LEfSe (Linear Discriminant Analysis Effect Size) is an alternative method to find "organisms, genes, or
pathways that consistently explain the differences between two or more microbial communities" (Segata et al., 2011).
Specifically, LEfSe uses rank-based Kruskal-Wallis (KW) sum-rank test to detect features with significant
differential (relative) abundance with respect to the class of interest. Since it is rank-based, instead of proportional based,
the differential species identified among the comparison groups is less biased (than percent abundance based).
Reference:
Segata N, Izard J, Waldron L, Gevers D, Miropolsky L, Garrett WS, Huttenhower C. Metagenomic biomarker discovery and explanation. Genome Biol. 2011 Jun 24;12(6):R60. doi: 10.1186/gb-2011-12-6-r60. PMID: 21702898; PMCID: PMC3218848.

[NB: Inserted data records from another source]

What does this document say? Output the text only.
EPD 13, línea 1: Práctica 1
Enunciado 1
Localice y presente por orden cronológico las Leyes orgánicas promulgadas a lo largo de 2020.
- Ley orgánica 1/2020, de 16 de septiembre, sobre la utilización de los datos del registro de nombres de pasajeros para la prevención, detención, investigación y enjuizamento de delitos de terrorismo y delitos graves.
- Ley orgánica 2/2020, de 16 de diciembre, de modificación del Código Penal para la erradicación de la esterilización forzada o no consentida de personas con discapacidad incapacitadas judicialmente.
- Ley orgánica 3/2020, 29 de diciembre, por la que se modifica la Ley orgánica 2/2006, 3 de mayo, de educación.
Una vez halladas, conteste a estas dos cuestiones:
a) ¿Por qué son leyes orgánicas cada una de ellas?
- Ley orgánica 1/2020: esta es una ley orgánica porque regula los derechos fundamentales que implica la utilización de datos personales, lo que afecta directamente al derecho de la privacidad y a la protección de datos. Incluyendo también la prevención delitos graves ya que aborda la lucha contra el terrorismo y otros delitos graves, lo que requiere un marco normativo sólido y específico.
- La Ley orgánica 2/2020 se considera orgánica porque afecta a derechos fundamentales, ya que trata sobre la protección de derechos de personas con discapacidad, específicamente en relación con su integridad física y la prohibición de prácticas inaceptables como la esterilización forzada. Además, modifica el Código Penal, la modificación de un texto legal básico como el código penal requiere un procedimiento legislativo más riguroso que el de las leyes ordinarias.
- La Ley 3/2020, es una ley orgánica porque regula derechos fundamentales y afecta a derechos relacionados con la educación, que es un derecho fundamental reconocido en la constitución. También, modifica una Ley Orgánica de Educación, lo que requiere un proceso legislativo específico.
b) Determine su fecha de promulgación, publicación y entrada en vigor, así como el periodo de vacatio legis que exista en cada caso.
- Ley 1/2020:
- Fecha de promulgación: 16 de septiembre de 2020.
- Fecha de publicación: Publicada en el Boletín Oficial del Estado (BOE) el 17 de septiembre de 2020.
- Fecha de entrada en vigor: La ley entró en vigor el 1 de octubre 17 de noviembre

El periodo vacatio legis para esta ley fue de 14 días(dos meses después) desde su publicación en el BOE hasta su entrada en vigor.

To analyze the co-occurrence or co-exclusion between microbial species among different samples, network correlation
analysis tools are usually used for this purpose. However, microbiome count data are compositional. If count data are normalized to the total number of counts in the
sample, the data become not independent and traditional statistical metrics (e.g., correlation) for the detection
of specie-species relationships can lead to spurious results. In addition, sequencing-based studies typically
measure hundreds of OTUs (species) on few samples; thus, inference of OTU-OTU association networks is severely
under-powered. Here we use SPIEC-EASI (SParse InversECovariance Estimation
for Ecological Association Inference), a statistical method for the inference of microbial
ecological networks from amplicon sequencing datasets that addresses both of these issues (Kurtz et al., 2015).

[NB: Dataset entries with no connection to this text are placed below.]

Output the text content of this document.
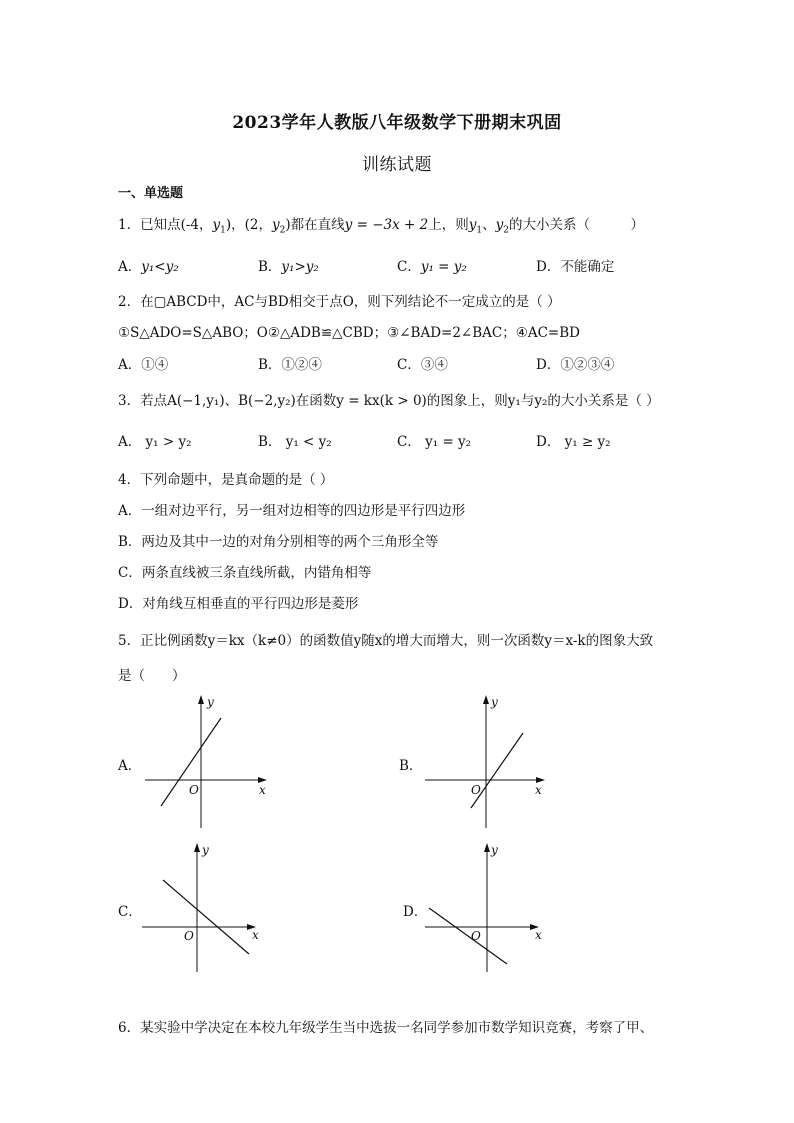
2023学年人教版八年级数学下册期末巩固
训练试题
一、单选题
1．已知点(-4，$y_1$)，(2，$y_2$)都在直线y = −3x + 2上，则$y_1$、$y_2$的大小关系（　　　）
A．y₁<y₂	B．y₁>y₂	C．y₁ = y₂	D．不能确定
2．在▢ABCD中，AC与BD相交于点O，则下列结论不一定成立的是（ ）
①S△ADO=S△ABO；O②△ADB≌△CBD；③∠BAD=2∠BAC；④AC=BD
A．①④	B．①②④	C．③④	D．①②③④
3．若点A(−1,y₁)、B(−2,y₂)在函数y = kx(k > 0)的图象上，则y₁与y₂的大小关系是（ ）
A． y₁ > y₂	B． y₁ < y₂	C． y₁ = y₂	D． y₁ ≥ y₂
4．下列命题中，是真命题的是（ ）
A．一组对边平行，另一组对边相等的四边形是平行四边形
B．两边及其中一边的对角分别相等的两个三角形全等
C．两条直线被三条直线所截，内错角相等
D．对角线互相垂直的平行四边形是菱形
5．正比例函数y＝kx（k≠0）的函数值y随x的增大而增大，则一次函数y＝x-k的图象大致
是（　　）
A．
y
x
O
B．
y
x
O
C．
y
x
O
D．
y
x
O
6．某实验中学决定在本校九年级学生当中选拔一名同学参加市数学知识竞赛，考察了甲、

SPIEC-EASI combines data transformations developed for compositional data analysis with a graphical model
inference framework that assumes the underlying ecological association network is sparse. SPIEC-EASI provides
two algorithms for network inferencing – 1) Meinshausen-Bühlmann's neighborhood selection (MB method) and inverse covariance selection
(GLASSO method, i.e., graphical least absolute shrinkage and selection operator). This is fundamentally distinct from SparCC, which essentially estimate pairwise correlations. In addition
to these two methods, we provide the results of a third method - SparCC (Sparse Correlations for Compositional Data)(Friedman & Alm 2012), which
is also a method for inferring correlations from compositional data. SparCC estimates the linear Pearson correlations between
the log-transformed components.
References:
Kurtz ZD, Müller CL, Miraldi ER, Littman DR, Blaser MJ, Bonneau RA. Sparse and compositionally robust inference of microbial ecological networks. PLoS Comput Biol. 2015 May 7;11(5):e1004226. doi: 10.1371/journal.pcbi.1004226. PMID: 25950956; PMCID: PMC4423992.
The results of this analysis are for research purpose only. They are not intended to diagnose, treat, cure, or prevent any disease. Forsyth and FOMC
are not responsible for use of information provided in this report outside the research area.